The governor of New York state on Tuesday said officials had “underestimated” the coronavirus and needed to prepare for the apex of the outbreak.
“I’m tired of being behind this virus. We’ve been behind this virus from day one,” Andrew Cuomo told a news briefing.
“We underestimated this virus. It’s more powerful, it’s more dangerous than we expected.”
Coronavirus cases surged to 75,795 in New York, while the death toll jumped nearly 30 per cent overnight to 1,550, Cuomo said, warning that the state was “still headed up the mountain.”
The new cases mean New York has surpassed China’s Hubei province which reported 67,801 cases since the virus emerged there in December, according to John Hopkins University data.
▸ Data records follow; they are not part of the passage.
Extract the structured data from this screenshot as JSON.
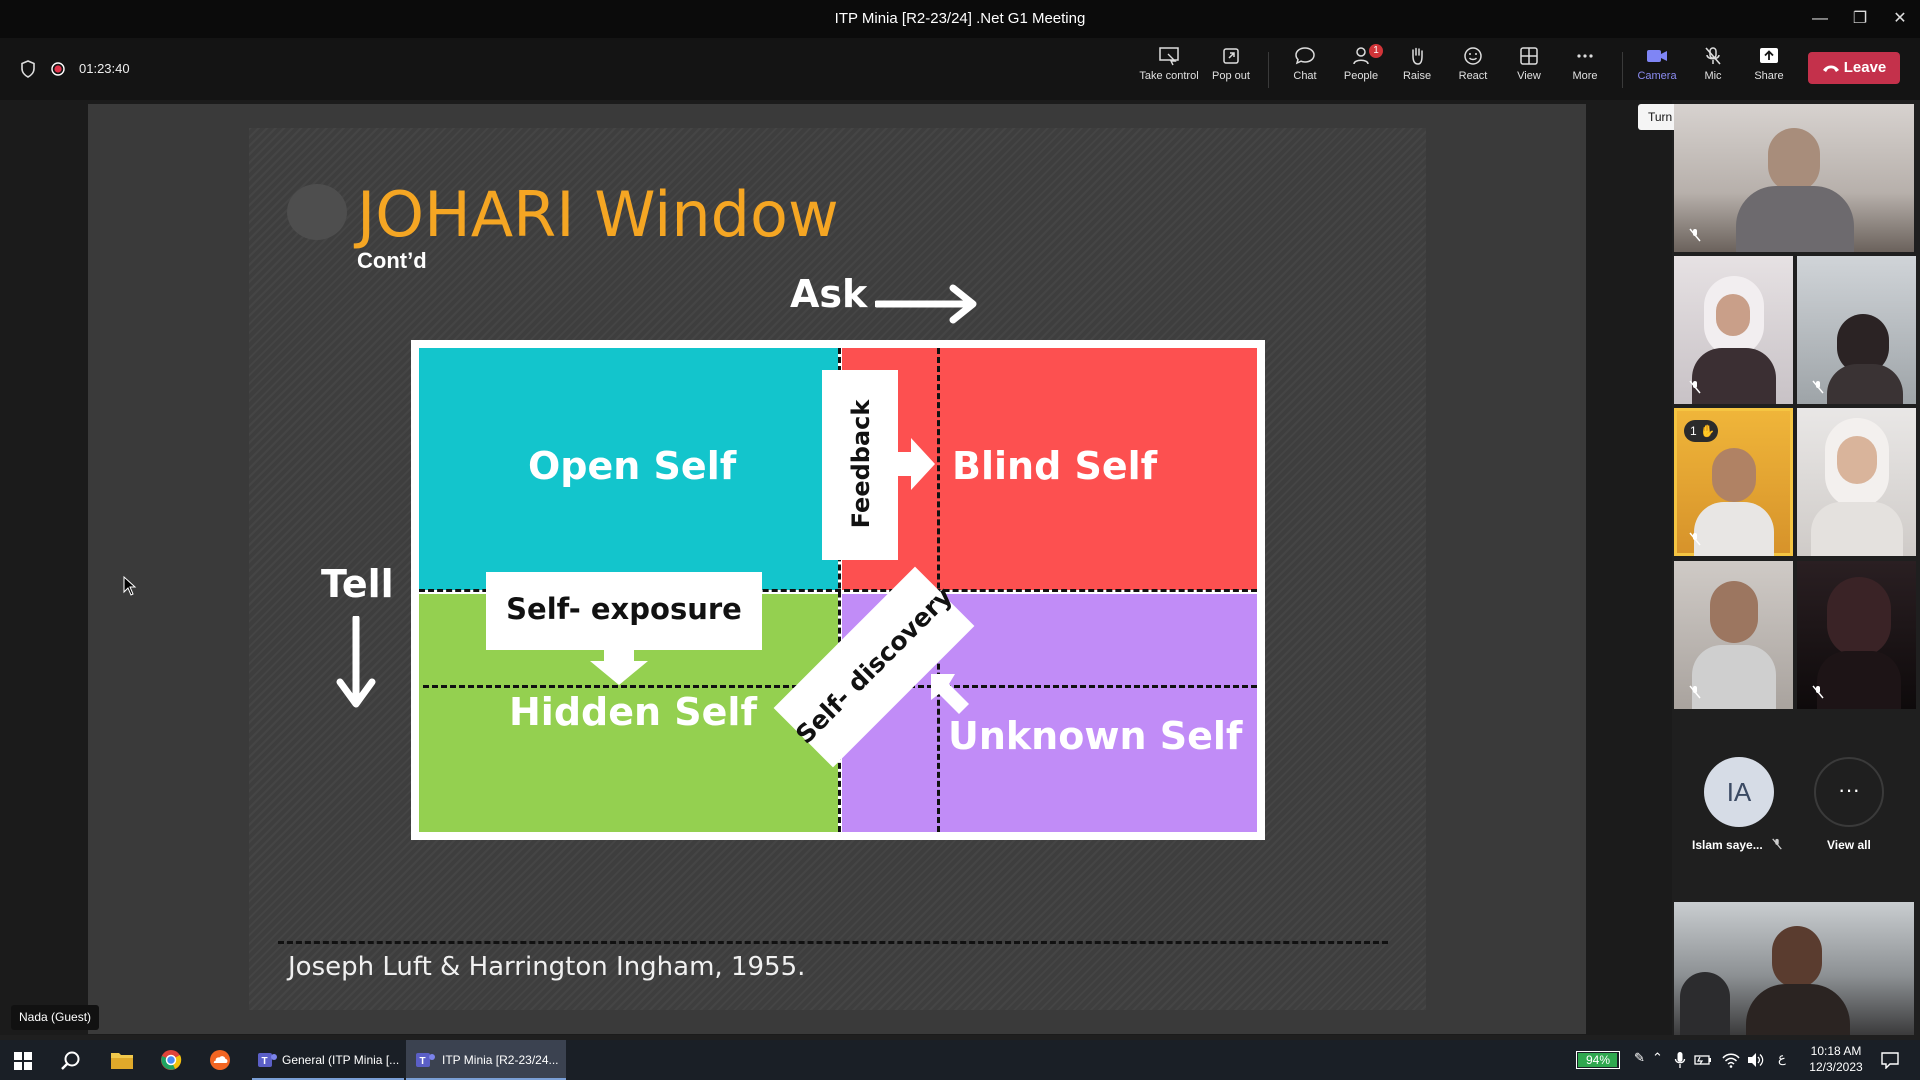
{
  "window": {
    "title": "ITP Minia [R2-23/24] .Net G1 Meeting",
    "minimize": "—",
    "restore": "❐",
    "close": "✕"
  },
  "meeting": {
    "timer": "01:23:40"
  },
  "toolbar": {
    "take_control": "Take control",
    "pop_out": "Pop out",
    "chat": "Chat",
    "people": "People",
    "people_badge": "1",
    "raise": "Raise",
    "react": "React",
    "view": "View",
    "more": "More",
    "camera": "Camera",
    "mic": "Mic",
    "share": "Share",
    "leave": "Leave"
  },
  "tooltip": "Turn camera off (Ctrl+Shift+O)",
  "slide": {
    "title": "JOHARI Window",
    "subtitle": "Cont’d",
    "ask": "Ask",
    "tell": "Tell",
    "open_self": "Open Self",
    "blind_self": "Blind Self",
    "hidden_self": "Hidden Self",
    "unknown_self": "Unknown Self",
    "feedback": "Feedback",
    "self_exposure": "Self- exposure",
    "self_discovery": "Self- discovery",
    "citation": "Joseph Luft & Harrington Ingham, 1955.",
    "colors": {
      "open": "#13c5cc",
      "blind": "#fd5050",
      "hidden": "#94d050",
      "unknown": "#c18cf7",
      "title": "#f5a623"
    }
  },
  "presenter_name": "Nada (Guest)",
  "participants": {
    "raised_hand_order": "1",
    "avatar_initials": "IA",
    "avatar_name": "Islam saye...",
    "view_all": "View all"
  },
  "taskbar": {
    "app1": "General (ITP Minia [...",
    "app2": "ITP Minia [R2-23/24...",
    "battery": "94%",
    "time": "10:18 AM",
    "date": "12/3/2023"
  }
}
The New York governor also said his brother, CNN anchor Chris Cuomo, had tested positive for coronavirus.
“He’s going to be quarantined in his basement at home,” Cuomo said of his brother, after calling the virus a “great equaliser”.
The governor said the health care system was “dealing with a war we’ve never dealt with before,” and that doctors and nurses were facing “immense physical and emotional stress.”
The lights of New York City’s Empire State Building began shining red on Monday to honour “emergency workers on the front line of the fight” against the virus, according to a post from the iconic building’s Twitter account.
In the U.S., there have been more than 3,400 deaths and some 165,900 confirmed coronavirus cases, according to Johns Hopkins University.